Director: Tsai Ming-liang
Cast: Lee Kang-sheng, Chen Shiang-chyi, Lee Yi Cheng
Plot: An alcoholic man and his two young children barely survive in Taipei. They cross path with a lonely grocery clerk who might help them make a better life.
Awards: Won Grand Special Jury Prize & Golden Mouse - Special Mention (Venice).
Rating: M18 for some nudity.
IN RETROSPECT (Spoilers: NO)
You won't see the cabbage the same way again after viewing Stray Dogs. That could be said of the watermelon in The Wayward Cloud (2005), the sexually explicit film that director Tsai Ming-liang dabbled with in the mid -2000s. His latest won him the Jury Prize at the Venice Film Festival, and Best Director and Best Actor at last year's Golden Horse Awards.
Stray Dogs is not to everyone's taste, but it doesn't mean that you won't be able to appreciate it. I didn't quite enjoy it, but as a film bearing the mark of an artist whose style and mode of storytelling vastly differ from his contemporaries, it is quite an experience to see it on the big screen, as I did as part of the 25th Singapore International Film Festival.
Perhaps storytelling is too loose a word to use here – Stray Dogs doesn't function as a narrative. Rather, it is a series of striking visual compositions, nearly all of which are still shots and long takes.

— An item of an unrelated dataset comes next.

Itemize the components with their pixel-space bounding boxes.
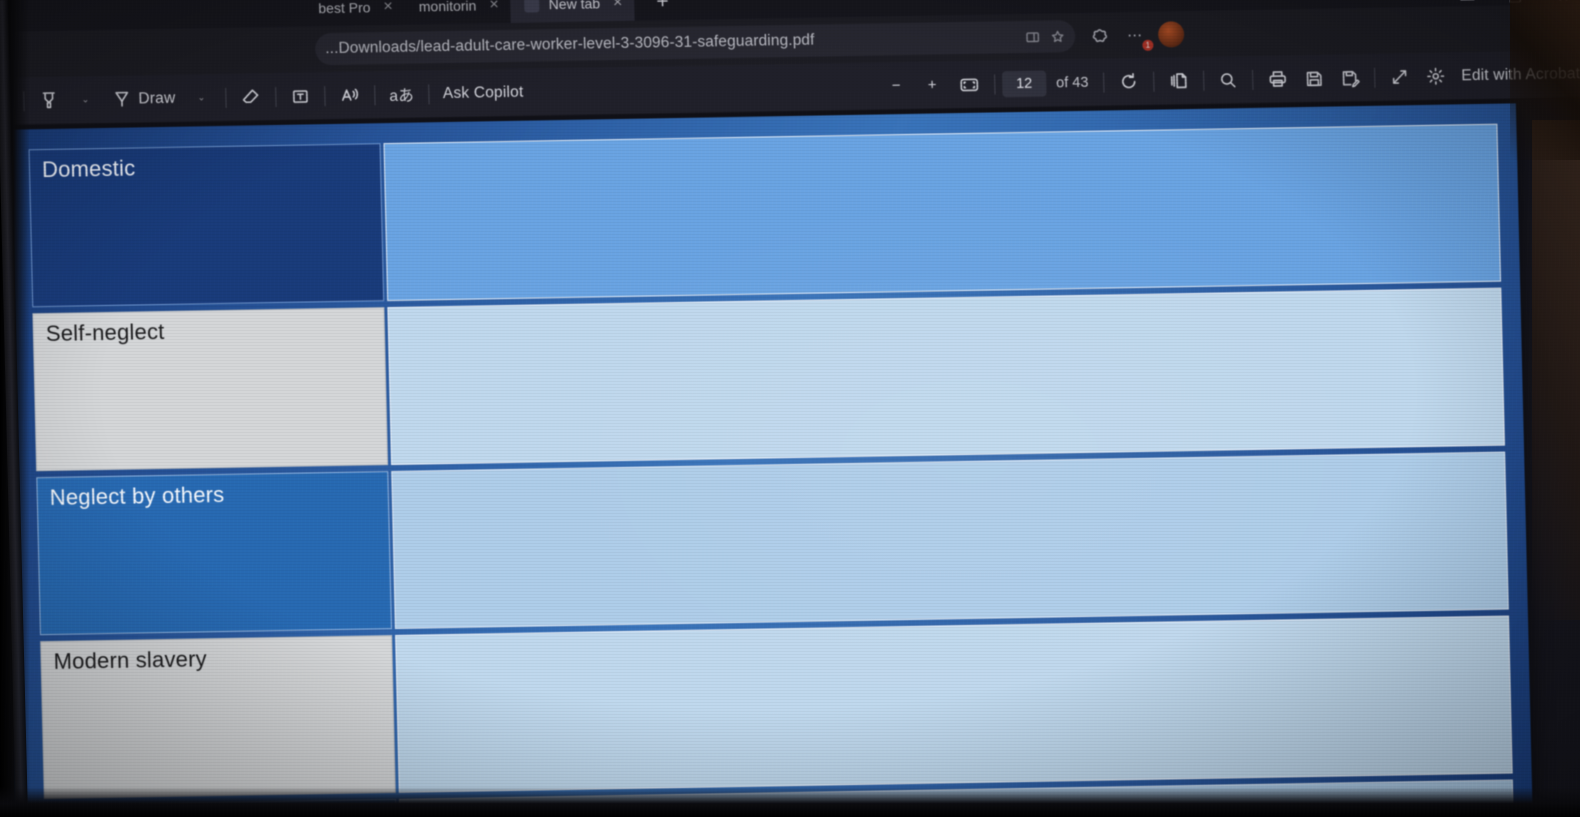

They come together not to tell a story, at least not immediately, but to build an essence (I'm thinking abstract here) that allows us to be in constant contemplation and meditation with what the 'story' is.
The story is what we perceive to see or feel. Tsai's formidable skill in making us feel this particular way, not emotionally in the grounded dramatic sense, but in a metaphysical sense, is something to behold. That is the mark of his authorship. He even goes to the extent of signing off with his signature before the end credits roll.
Stray Dogs is his art piece, exploring themes of poverty and hardship without the need for a story. As one of the world's exponents of 'slow cinema', Tsai's film can sometimes be frustrating to see, like watching a snail cross a road, yet it is an interesting sight.
He can hold a still shot with nothing much moving in the frame for a good ten minutes. It is intentional but sometimes feels too excessive for its own good. It is as much a cinema of minimalism as it is a cinema of excess.
Lee Kang-sheng's strong performance as an alcoholic father of two kids is our anchor point, and quite importantly so, as Stray Dogs is a film without any. Shot in Taiwan, and evoking a quality of impermanence unique to Tsai's works, the film shows us that the longer a still shot is held, the deeper one becomes one with the characters, through their space and time.
Verdict: Frustratingly deliberate in its pacing, yet one draws contemplation from the film’s unique stillness, all from one of the most formidable artists of ‘slow cinema’ of our time.